How are the open and closed of this topology? Knowing the basis I can find out who are the open of this topology? I just know they're unions of the base elements. But it's still a little confusing for me.
I assume $B$ is a base (which was answered in your previous question Base of topologic space ). The answer to this question provided by Kavi Rama Murthy in the comments is correct (but the $A$ there should be $U$). Here are the details.
If $x_0\not\in U$ then $U$ is open since $U=\cup\{\{x\}:x\in U\}$ and each $\{x\}$ is open, since $\{x\}\in B$.
If $x_0\in U$ and $X\setminus U$ is finite then $U\in B$, hence $U$ is open.

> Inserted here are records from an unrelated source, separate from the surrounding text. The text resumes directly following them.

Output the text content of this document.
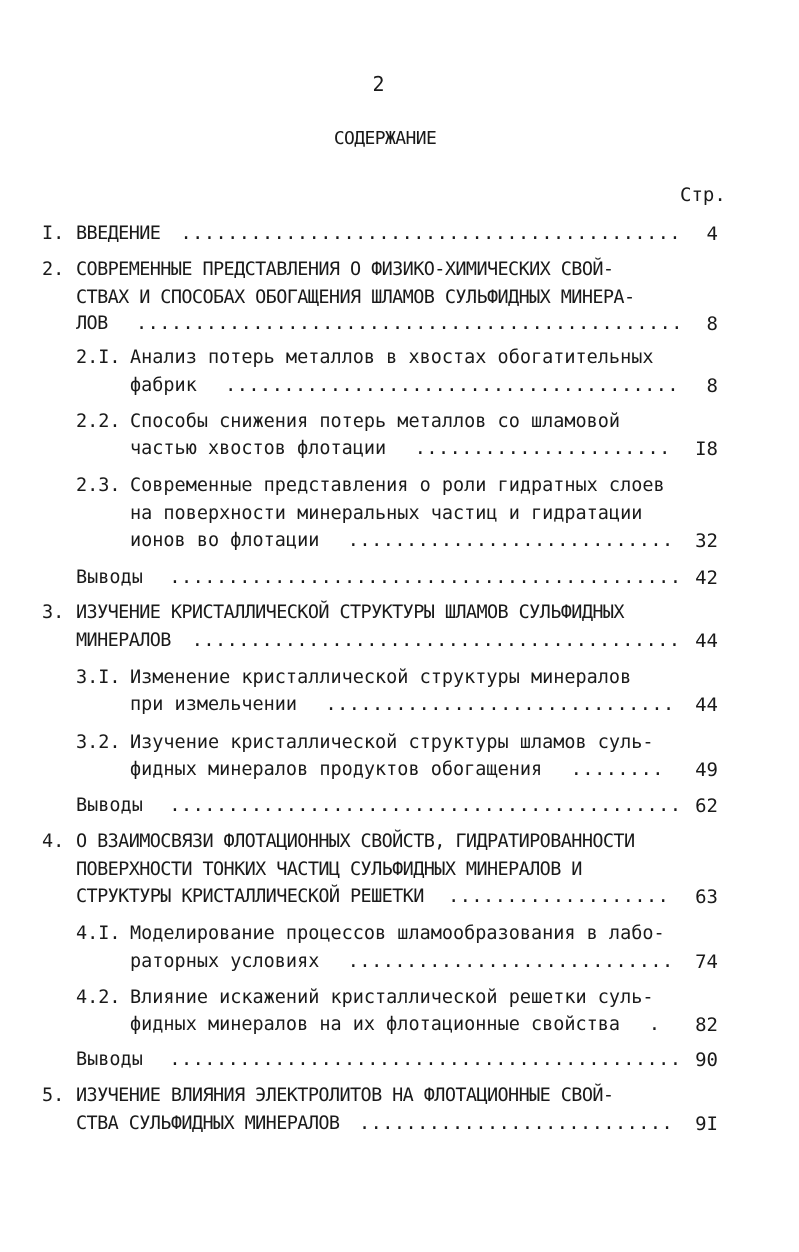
2
СОДЕРЖАНИЕ
Стр.
I. ВВЕДЕНИЕ ...........................................	4
2. СОВРЕМЕННЫЕ ПРЕДСТАВЛЕНИЯ О ФИЗИКО-ХИМИЧЕСКИХ СВОЙ-
СТВАХ И СПОСОБАХ ОБОГАЩЕНИЯ ШЛАМОВ СУЛЬФИДНЫХ МИНЕРА-
ЛОВ ...............................................	8
2.I. Анализ потерь металлов в хвостах обогатительных
фабрик .......................................	8
2.2. Способы снижения потерь металлов со шламовой
частью хвостов флотации ......................	I8
2.3. Современные представления о роли гидратных слоев
на поверхности минеральных частиц и гидратации
ионов во флотации ............................	32
Выводы ............................................ 42
3. ИЗУЧЕНИЕ КРИСТАЛЛИЧЕСКОЙ СТРУКТУРЫ ШЛАМОВ СУЛЬФИДНЫХ
МИНЕРАЛОВ .......................................... 44
3.I. Изменение кристаллической структуры минералов
при измельчении ..............................	44
3.2. Изучение кристаллической структуры шламов суль-
фидных минералов продуктов обогащения ........	49
Выводы ............................................ 62
4. О ВЗАИМОСВЯЗИ ФЛОТАЦИОННЫХ СВОЙСТВ, ГИДРАТИРОВАННОСТИ
ПОВЕРХНОСТИ ТОНКИХ ЧАСТИЦ СУЛЬФИДНЫХ МИНЕРАЛОВ И
СТРУКТУРЫ КРИСТАЛЛИЧЕСКОЙ РЕШЕТКИ ...................	63
4.I. Моделирование процессов шламообразования в лабо-
раторных условиях ............................	74
4.2. Влияние искажений кристаллической решетки суль-
фидных минералов на их флотационные свойства .	82
Выводы ............................................ 90
5. ИЗУЧЕНИЕ ВЛИЯНИЯ ЭЛЕКТРОЛИТОВ НА ФЛОТАЦИОННЫЕ СВОЙ-
СТВА СУЛЬФИДНЫХ МИНЕРАЛОВ ...........................	9I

Conversely, if $x_0\in U$ and $U$ is open then there is some $A\in B$ with $x_0\in A\subseteq U$. Then $X\setminus A$ finite (as it is not possible that $A=\{x\}$ for some $x\not=x_0$). Hence $X\setminus U$ is also finite since $X\setminus U\subseteq X\setminus A$.
Thus, the open sets are exactly those sets that either do not contain $x_0$, or if they contain $x_0$ then their complement must be finite.
Taking complements (of the open sets as described above), the closed sets are all sets that contain $x_0$, as well as all finite sets (regardless whether they contain $x_0$ or not).